Sicher, wir können darin ein längst notwendiges Gegengewicht zu den Tollheiten des Konsums, auch in der Gastronomie, sehen. Es stimmt ja, dass viel Überkandideltes angeboten wird und dabei tatsächliche Kulinarik nur imitiert wird. Nur sollten wir darüber nicht vergessen, dass es eben nicht nur gutes einfaches Essen, sondern auch sehr gutes aufwändiges, ja, kompliziertes Essen gibt.

 

Insofern ist der Kult um die Schnitte zweischneidig. Vermittelt es doch den Eindruck, alles Gute wäre einfach. Bei Pommes und Hamburgern hat diese Behauptung schon verfangen. Im Gegensatz dazu kann freilich das Butterbrot als Einstieg in wahre Geschmacksbildung dienen: Selbst Menschen, deren kulinarisches Interesse sich auf Bekanntes und allzu Bekanntes beschränkt, trauen sich beim Butterbrot an Aufstriche heran, bei denen Aromen ungewöhnlich kombiniert werden.

 

Jedoch ist das kein Grund, solche Butterbrot nun doch wieder wie eine Delikatesse vordersten Rangs zu bewerben – und dann überteuert zu verkaufen.
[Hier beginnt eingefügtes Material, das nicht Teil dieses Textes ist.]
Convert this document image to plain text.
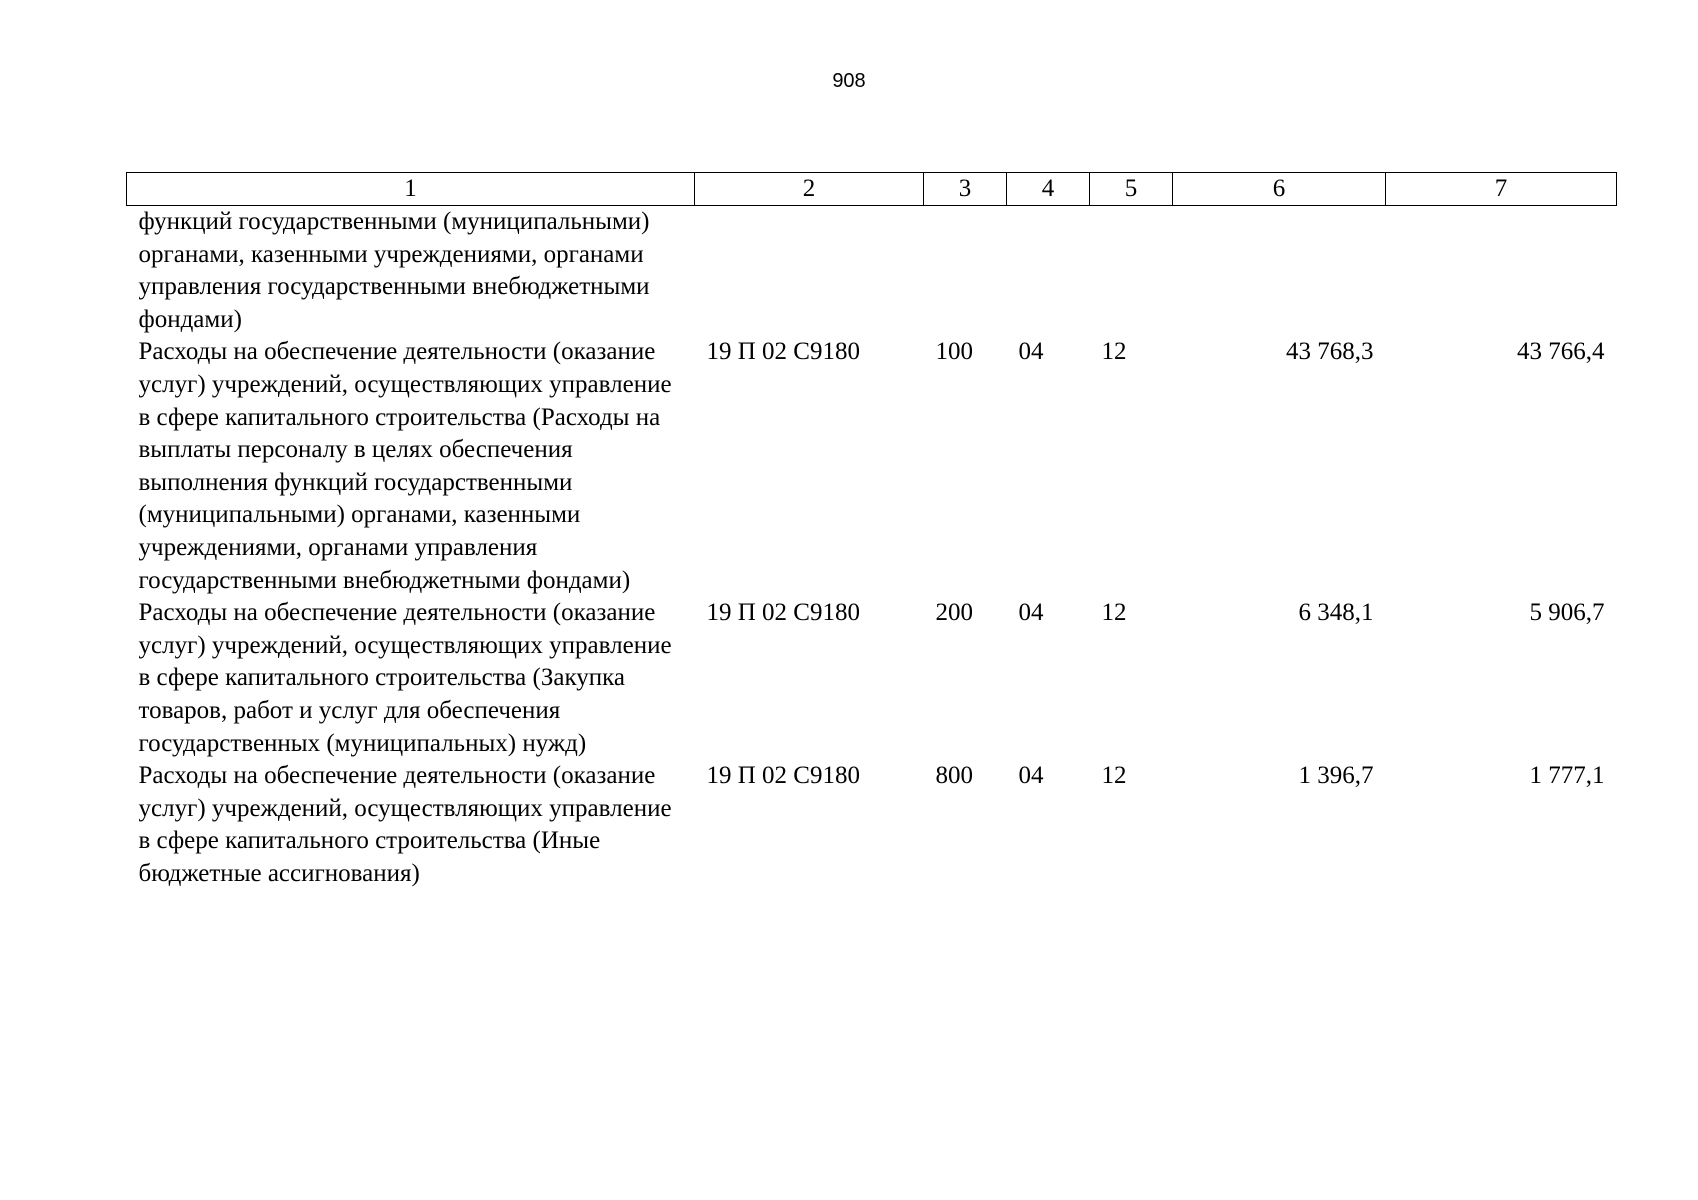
908
1	2	3	4	5	6	7
функций государственными (муниципальными) органами, казенными учреждениями, органами управления государственными внебюджетными фондами)						
Расходы на обеспечение деятельности (оказание услуг) учреждений, осуществляющих управление в сфере капитального строительства (Расходы на выплаты персоналу в целях обеспечения выполнения функций государственными (муниципальными) органами, казенными учреждениями, органами управления государственными внебюджетными фондами)	19 П 02 С9180	100	04	12	43 768,3	43 766,4
Расходы на обеспечение деятельности (оказание услуг) учреждений, осуществляющих управление в сфере капитального строительства (Закупка товаров, работ и услуг для обеспечения государственных (муниципальных) нужд)	19 П 02 С9180	200	04	12	6 348,1	5 906,7
Расходы на обеспечение деятельности (оказание услуг) учреждений, осуществляющих управление в сфере капитального строительства (Иные бюджетные ассигнования)	19 П 02 С9180	800	04	12	1 396,7	1 777,1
Und das, wo Brot einzukaufen und einen leckeren Aufstrich zuzubereiten, nicht viel Arbeit darstellt.

 

Und überhaupt: Was benötigt man für ein gutes Butterbrot? Richtig: Butter und Brot. Es gibt hervorragende Butter, und wer davon gekostet hat, dem schmeckt das, was im Supermarktregal steht, nicht mehr. Und es gibt immer noch sehr gutes Brot hierzulande. Das wäre nun wirklich sehr einfaches Essen und dennoch lecker. Dazu passt übrigens Filterkaffee.